Der vierte (vielleicht der beste) Zynismus ist der meinige, zumal in der Katzenberger‘schen Badgeschichte. Dies schließ‘ ich daraus, weil er bloß in der reinlichsten Ferne sich in die gedachten britischen Fußstapfen begibt und sich wenig erlaubt oder nichts, sondern immer den Grundsatz festhält, dass das Komische jene Annäherung an die Zensur-Freiheiten der Arzneikunde verstatte, verlange, verziere, welche hier, wie natürlich, in der Badgeschichte eines Arztes nicht fehlen konnte. Schon Lessing hat in seinem Laokoon das Komisch-Ekle (das Ekel-Komische ist freilich etwas anderes) in Schutz genommen durch Gründe und durch Beispiele, z. B. aus des feinen Lord Chesterfield Stall- und Küchenstück einer hottentottischen Toilette.

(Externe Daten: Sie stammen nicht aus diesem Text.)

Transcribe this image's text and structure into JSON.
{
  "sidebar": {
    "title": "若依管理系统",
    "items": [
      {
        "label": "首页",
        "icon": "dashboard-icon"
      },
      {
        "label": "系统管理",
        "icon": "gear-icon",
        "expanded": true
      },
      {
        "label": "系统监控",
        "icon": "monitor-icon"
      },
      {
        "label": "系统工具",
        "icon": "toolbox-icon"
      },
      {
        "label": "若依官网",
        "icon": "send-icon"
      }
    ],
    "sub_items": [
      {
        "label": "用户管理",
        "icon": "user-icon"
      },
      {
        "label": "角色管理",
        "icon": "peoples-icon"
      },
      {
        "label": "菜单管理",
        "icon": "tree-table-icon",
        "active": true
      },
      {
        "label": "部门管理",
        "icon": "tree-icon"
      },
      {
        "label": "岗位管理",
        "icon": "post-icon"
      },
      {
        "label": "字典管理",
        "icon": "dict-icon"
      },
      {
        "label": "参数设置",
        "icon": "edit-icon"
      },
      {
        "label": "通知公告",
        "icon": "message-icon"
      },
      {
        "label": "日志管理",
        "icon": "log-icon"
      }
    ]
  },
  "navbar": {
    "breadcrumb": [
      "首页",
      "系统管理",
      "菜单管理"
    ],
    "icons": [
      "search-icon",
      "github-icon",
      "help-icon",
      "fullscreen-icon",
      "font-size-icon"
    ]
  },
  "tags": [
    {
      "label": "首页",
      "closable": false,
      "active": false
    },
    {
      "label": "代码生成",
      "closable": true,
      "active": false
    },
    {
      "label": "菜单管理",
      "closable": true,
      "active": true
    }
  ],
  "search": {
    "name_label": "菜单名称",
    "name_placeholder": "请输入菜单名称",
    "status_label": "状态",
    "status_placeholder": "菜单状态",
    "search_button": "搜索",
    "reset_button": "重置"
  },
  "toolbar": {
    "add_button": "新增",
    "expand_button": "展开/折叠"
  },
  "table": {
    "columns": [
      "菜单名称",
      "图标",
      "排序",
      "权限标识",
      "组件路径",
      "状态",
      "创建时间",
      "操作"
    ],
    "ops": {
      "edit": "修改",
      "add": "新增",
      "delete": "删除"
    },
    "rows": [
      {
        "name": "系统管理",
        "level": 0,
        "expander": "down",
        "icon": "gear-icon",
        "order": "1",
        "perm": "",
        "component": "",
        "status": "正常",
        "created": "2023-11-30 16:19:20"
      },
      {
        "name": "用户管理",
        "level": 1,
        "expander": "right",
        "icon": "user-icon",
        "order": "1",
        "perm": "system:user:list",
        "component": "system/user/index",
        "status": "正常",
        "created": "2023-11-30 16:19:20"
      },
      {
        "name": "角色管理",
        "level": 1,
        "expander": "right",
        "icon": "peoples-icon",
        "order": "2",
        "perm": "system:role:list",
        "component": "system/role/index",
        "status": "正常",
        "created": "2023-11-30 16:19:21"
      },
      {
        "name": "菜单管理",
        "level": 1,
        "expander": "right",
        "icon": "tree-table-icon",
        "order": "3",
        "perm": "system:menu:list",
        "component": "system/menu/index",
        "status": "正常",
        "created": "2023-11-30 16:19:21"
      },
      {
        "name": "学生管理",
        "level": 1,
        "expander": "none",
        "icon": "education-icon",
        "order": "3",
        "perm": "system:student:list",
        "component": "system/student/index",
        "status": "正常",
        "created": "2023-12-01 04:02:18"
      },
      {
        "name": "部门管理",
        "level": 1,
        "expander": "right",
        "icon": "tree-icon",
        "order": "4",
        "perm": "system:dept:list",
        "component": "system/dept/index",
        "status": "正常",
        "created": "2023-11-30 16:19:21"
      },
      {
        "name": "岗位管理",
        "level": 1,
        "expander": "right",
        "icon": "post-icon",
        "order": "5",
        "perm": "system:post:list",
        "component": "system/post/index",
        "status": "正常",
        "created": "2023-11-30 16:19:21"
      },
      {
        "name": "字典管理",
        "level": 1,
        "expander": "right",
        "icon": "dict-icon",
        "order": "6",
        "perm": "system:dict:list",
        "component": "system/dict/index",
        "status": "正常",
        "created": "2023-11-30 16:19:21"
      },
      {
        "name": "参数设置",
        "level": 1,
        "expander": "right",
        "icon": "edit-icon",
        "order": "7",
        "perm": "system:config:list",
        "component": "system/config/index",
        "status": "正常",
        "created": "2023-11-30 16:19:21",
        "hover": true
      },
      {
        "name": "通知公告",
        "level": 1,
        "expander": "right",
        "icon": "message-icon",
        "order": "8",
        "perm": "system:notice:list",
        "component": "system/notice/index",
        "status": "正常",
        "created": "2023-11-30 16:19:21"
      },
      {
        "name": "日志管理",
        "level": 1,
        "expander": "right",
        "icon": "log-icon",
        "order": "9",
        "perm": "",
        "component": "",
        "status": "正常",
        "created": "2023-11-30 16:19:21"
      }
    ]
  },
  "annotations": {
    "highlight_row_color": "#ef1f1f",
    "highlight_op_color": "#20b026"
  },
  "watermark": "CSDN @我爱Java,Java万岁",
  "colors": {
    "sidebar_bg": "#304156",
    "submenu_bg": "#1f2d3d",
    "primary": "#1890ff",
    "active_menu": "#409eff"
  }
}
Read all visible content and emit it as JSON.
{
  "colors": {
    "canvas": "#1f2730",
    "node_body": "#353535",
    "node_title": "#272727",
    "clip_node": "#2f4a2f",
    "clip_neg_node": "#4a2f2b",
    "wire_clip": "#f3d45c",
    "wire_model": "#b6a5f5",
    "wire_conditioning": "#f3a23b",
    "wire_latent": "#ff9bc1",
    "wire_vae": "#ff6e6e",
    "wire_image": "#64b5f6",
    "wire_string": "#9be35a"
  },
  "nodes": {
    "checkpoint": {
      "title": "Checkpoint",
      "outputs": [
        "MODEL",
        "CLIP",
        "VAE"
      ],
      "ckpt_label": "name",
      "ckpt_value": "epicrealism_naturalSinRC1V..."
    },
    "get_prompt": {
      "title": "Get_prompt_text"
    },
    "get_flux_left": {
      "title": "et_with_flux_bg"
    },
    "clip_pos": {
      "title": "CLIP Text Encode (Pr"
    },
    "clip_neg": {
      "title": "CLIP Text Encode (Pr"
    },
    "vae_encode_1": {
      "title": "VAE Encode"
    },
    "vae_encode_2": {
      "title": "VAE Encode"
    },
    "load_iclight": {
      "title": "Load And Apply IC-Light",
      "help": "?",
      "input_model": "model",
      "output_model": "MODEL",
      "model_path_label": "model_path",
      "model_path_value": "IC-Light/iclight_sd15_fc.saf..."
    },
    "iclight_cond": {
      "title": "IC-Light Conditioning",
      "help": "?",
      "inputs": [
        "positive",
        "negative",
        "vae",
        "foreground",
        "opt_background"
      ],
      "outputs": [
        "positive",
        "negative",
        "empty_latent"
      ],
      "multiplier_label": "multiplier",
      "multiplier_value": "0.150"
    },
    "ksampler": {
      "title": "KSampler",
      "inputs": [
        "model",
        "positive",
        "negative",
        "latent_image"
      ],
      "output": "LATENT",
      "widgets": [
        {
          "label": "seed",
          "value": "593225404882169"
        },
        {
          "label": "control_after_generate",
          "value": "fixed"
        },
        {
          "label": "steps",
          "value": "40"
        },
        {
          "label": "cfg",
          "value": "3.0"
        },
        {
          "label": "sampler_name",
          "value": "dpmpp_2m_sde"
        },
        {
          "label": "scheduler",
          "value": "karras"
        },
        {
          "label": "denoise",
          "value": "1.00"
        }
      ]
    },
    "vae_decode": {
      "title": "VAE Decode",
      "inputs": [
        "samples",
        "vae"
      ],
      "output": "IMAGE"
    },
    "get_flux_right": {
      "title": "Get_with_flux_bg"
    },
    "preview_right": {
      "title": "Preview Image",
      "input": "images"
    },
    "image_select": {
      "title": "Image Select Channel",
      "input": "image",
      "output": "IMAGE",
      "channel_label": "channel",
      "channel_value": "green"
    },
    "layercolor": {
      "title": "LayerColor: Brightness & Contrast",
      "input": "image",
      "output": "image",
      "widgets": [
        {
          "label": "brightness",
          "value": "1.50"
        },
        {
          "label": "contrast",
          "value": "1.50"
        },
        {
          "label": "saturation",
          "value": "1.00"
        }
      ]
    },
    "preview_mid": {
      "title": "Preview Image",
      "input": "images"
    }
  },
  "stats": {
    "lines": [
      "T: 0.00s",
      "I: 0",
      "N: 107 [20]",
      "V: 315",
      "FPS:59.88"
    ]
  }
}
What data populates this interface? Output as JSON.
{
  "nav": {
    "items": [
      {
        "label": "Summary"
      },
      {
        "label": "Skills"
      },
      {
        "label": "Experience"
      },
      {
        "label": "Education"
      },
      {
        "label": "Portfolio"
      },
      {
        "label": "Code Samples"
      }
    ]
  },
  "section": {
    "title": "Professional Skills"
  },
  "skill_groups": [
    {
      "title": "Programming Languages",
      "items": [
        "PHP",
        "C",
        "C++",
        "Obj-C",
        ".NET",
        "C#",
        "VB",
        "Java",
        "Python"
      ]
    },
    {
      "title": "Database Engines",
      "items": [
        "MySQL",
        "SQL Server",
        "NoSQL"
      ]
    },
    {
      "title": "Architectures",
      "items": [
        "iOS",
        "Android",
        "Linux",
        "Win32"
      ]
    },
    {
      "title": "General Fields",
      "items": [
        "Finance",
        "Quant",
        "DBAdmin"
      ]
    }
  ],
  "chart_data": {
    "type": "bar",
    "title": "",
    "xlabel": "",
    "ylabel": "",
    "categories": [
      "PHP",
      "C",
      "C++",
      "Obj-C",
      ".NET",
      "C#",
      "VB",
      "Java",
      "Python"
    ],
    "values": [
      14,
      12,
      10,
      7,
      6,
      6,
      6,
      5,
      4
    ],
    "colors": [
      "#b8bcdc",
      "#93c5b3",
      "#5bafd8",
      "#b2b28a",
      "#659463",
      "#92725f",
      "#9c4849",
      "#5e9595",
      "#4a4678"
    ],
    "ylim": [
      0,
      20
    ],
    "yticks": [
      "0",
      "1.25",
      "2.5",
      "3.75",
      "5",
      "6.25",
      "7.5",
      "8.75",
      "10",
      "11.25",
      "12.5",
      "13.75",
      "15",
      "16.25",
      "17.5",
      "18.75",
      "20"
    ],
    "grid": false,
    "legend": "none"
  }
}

Genug davon! Damit mir aber der gute Leser nicht so sehr glaube: so versichere ich ausdrücklich, dass ich ihn mit der ganzen Einteilung von vier Zynismen gleichsam wie mit heilendem Vierräuberessig bloß vorausbesprenge, um viel größere Befürchtungen vor Katzenberger zu erregen, als wirklich eintreffen, weil man damit am besten die eingetroffnen entschuldigt und verkleinert.
Gebe der Himmel, dass ich mit diesen zwei Bändchen das Publikum ermuntere, mich zu recht vielen zu ermuntern.